Home > The other Ireland: visualizing intersectional stigma experiences of people who use drugs using photovoice.

Miller, Nicole M and Baffo, Raychelle and Clarke, Lucy Louise and Los, Greg and O'Hara, Andy (2026) The other Ireland: visualizing intersectional stigma experiences of people who use drugs using photovoice. Contemporary Drug Problems, Early online, https://doi.org/10.1177/00914509261440952.

External website: https://journals.sagepub.com/doi/10.1177/009145092...

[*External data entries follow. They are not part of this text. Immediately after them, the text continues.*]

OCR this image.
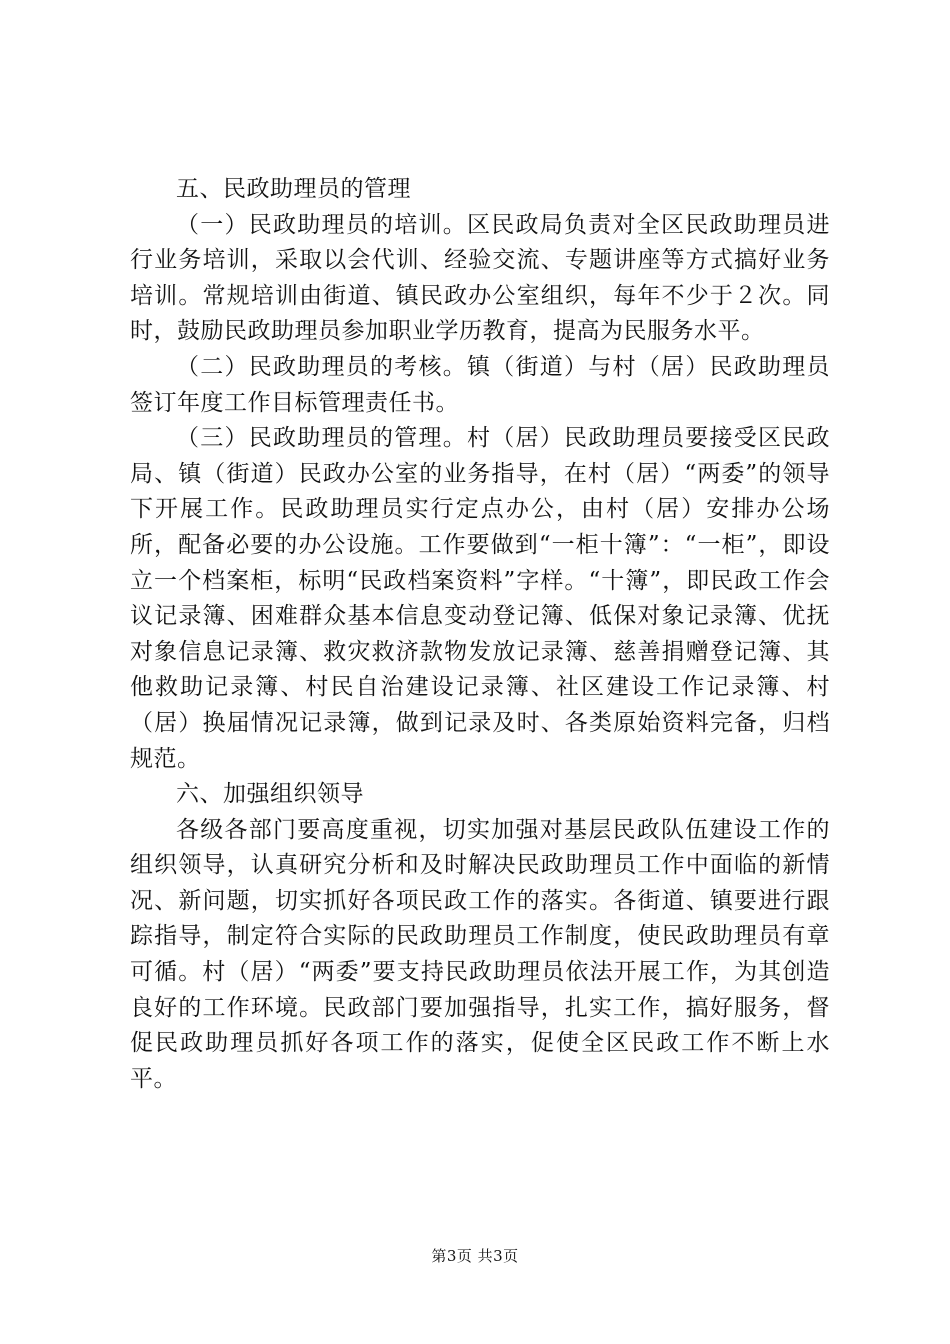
五、民政助理员的管理

（一）民政助理员的培训。区民政局负责对全区民政助理员进行业务培训，采取以会代训、经验交流、专题讲座等方式搞好业务培训。常规培训由街道、镇民政办公室组织，每年不少于２次。同时，鼓励民政助理员参加职业学历教育，提高为民服务水平。

（二）民政助理员的考核。镇（街道）与村（居）民政助理员签订年度工作目标管理责任书。

（三）民政助理员的管理。村（居）民政助理员要接受区民政局、镇（街道）民政办公室的业务指导，在村（居）“两委”的领导下开展工作。民政助理员实行定点办公，由村（居）安排办公场所，配备必要的办公设施。工作要做到“一柜十簿”：“一柜”，即设立一个档案柜，标明“民政档案资料”字样。“十簿”，即民政工作会议记录簿、困难群众基本信息变动登记簿、低保对象记录簿、优抚对象信息记录簿、救灾救济款物发放记录簿、慈善捐赠登记簿、其他救助记录簿、村民自治建设记录簿、社区建设工作记录簿、村（居）换届情况记录簿，做到记录及时、各类原始资料完备，归档规范。

六、加强组织领导

各级各部门要高度重视，切实加强对基层民政队伍建设工作的组织领导，认真研究分析和及时解决民政助理员工作中面临的新情况、新问题，切实抓好各项民政工作的落实。各街道、镇要进行跟踪指导，制定符合实际的民政助理员工作制度，使民政助理员有章可循。村（居）“两委”要支持民政助理员依法开展工作，为其创造良好的工作环境。民政部门要加强指导，扎实工作，搞好服务，督促民政助理员抓好各项工作的落实，促使全区民政工作不断上水平。

第3页 共3页
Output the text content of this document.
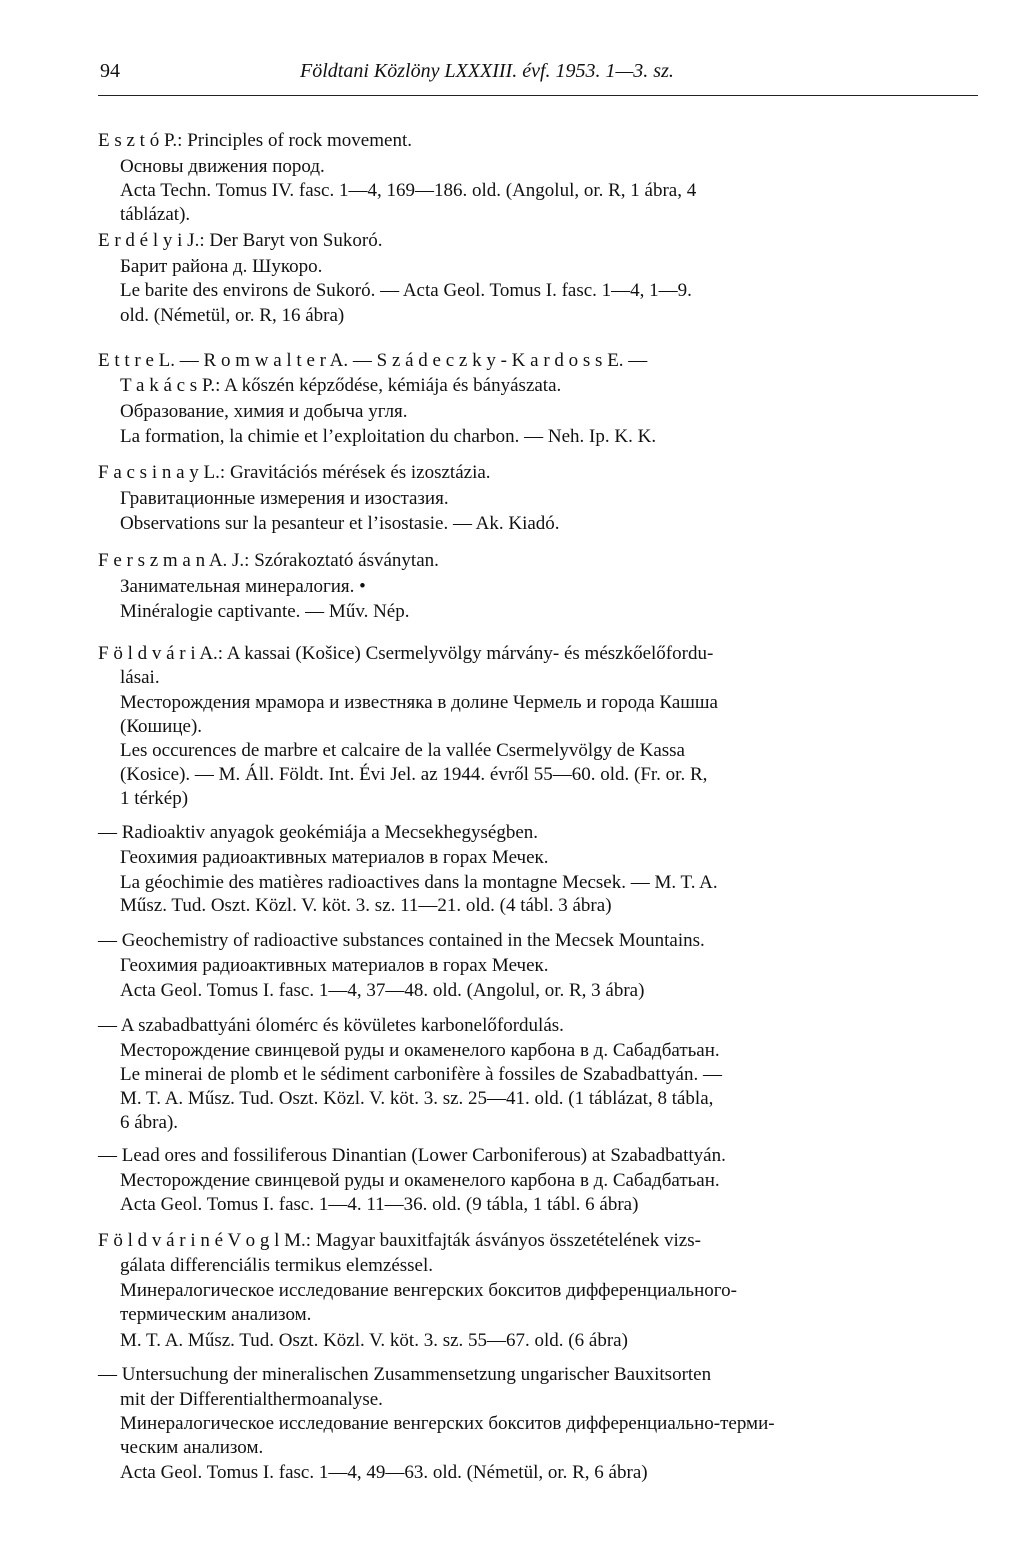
94	Földtani Közlöny LXXXIII. évf. 1953. 1—3. sz.
E s z t ó P.: Principles of rock movement.
Основы движения пород.
Acta Techn. Tomus IV. fasc. 1—4, 169—186. old. (Angolul, or. R, 1 ábra, 4
táblázat).
E r d é l y i J.: Der Baryt von Sukoró.
Барит района д. Шукоро.
Le barite des environs de Sukoró. — Acta Geol. Tomus I. fasc. 1—4, 1—9.
old. (Németül, or. R, 16 ábra)
E t t r e L. — R o m w a l t e r A. — S z á d e c z k y - K a r d o s s E. —
T a k á c s P.: A kőszén képződése, kémiája és bányászata.
Образование, химия и добыча угля.
La formation, la chimie et l’exploitation du charbon. — Neh. Ip. K. K.
F a c s i n a y L.: Gravitációs mérések és izosztázia.
Гравитационные измерения и изостазия.
Observations sur la pesanteur et l’isostasie. — Ak. Kiadó.
F e r s z m a n A. J.: Szórakoztató ásványtan.
Занимательная минералогия. •
Minéralogie captivante. — Műv. Nép.
F ö l d v á r i A.: A kassai (Košice) Csermelyvölgy márvány- és mészkőelőfordu-
lásai.
Месторождения мрамора и известняка в долине Чермель и города Кашша
(Кошице).
Les occurences de marbre et calcaire de la vallée Csermelyvölgy de Kassa
(Kosice). — M. Áll. Földt. Int. Évi Jel. az 1944. évről 55—60. old. (Fr. or. R,
1 térkép)
— Radioaktiv anyagok geokémiája a Mecsekhegységben.
Геохимия радиоактивных материалов в горах Мечек.
La géochimie des matières radioactives dans la montagne Mecsek. — M. T. A.
Műsz. Tud. Oszt. Közl. V. köt. 3. sz. 11—21. old. (4 tábl. 3 ábra)
— Geochemistry of radioactive substances contained in the Mecsek Mountains.
Геохимия радиоактивных материалов в горах Мечек.
Acta Geol. Tomus I. fasc. 1—4, 37—48. old. (Angolul, or. R, 3 ábra)
— A szabadbattyáni ólomérc és kövületes karbonelőfordulás.
Месторождение свинцевой руды и окаменелого карбона в д. Сабадбатьан.
Le minerai de plomb et le sédiment carbonifère à fossiles de Szabadbattyán. —
M. T. A. Műsz. Tud. Oszt. Közl. V. köt. 3. sz. 25—41. old. (1 táblázat, 8 tábla,
6 ábra).
— Lead ores and fossiliferous Dinantian (Lower Carboniferous) at Szabadbattyán.
Месторождение свинцевой руды и окаменелого карбона в д. Сабадбатьан.
Acta Geol. Tomus I. fasc. 1—4. 11—36. old. (9 tábla, 1 tábl. 6 ábra)
F ö l d v á r i n é V o g l M.: Magyar bauxitfajták ásványos összetételének vizs-
gálata differenciális termikus elemzéssel.
Минералогическое исследование венгерских бокситов дифференциального-
термическим анализом.
M. T. A. Műsz. Tud. Oszt. Közl. V. köt. 3. sz. 55—67. old. (6 ábra)
— Untersuchung der mineralischen Zusammensetzung ungarischer Bauxitsorten
mit der Differentialthermoanalyse.
Минералогическое исследование венгерских бокситов дифференциально-терми-
ческим анализом.
Acta Geol. Tomus I. fasc. 1—4, 49—63. old. (Németül, or. R, 6 ábra)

Stigma towards People Who Use Drugs (PWUD) is reinforced through social structures and intersectional identities (e.g., gender, race, class). This often manifests as PWUD being The Other in society. This study aimed to explore how stigma manifests within the community environment using Community-Based Participatory Research framework and photovoice. Peer advocates (n = 15) from various Irish community-based organizations were trained in the photovoice technique to capture experiences of stigma. A series of seven focus group interviews were conducted. Photographs were analyzed using visual analysis, and interview data were analyzed using deductive codebook Thematic Analysis informed by Intersectional Stigma frameworks. The findings identified three major themes that demonstrate the multiple pathways through which social structures are used to reinforce stigma across intersectional identities possessed by PWUD. Peers experienced class-based discrimination in the accommodation sector, and urban hostile architecture reinforced internalized stigma for those who were unhoused. Being unhoused and unemployed was perceived to justify social rejection, public aggression, and violence towards PWUD. Peers described being unfairly targeted by police based on living in economically deprived neighborhoods. Structural stigma was evident in strict rules for entry into mental health clinics and was reinforced based on class and limited income. False complaints to family and social services appeared to justify police surveillance and invasion of privacy of woman identified peers. Stigma campaigns should account for the nuances and additive effects of intersectional identity, with an emphasis on gender and class of PWUD. Health professionals providing mental health services would benefit from reflexivity to explore how their position of power relates to the therapeutic process.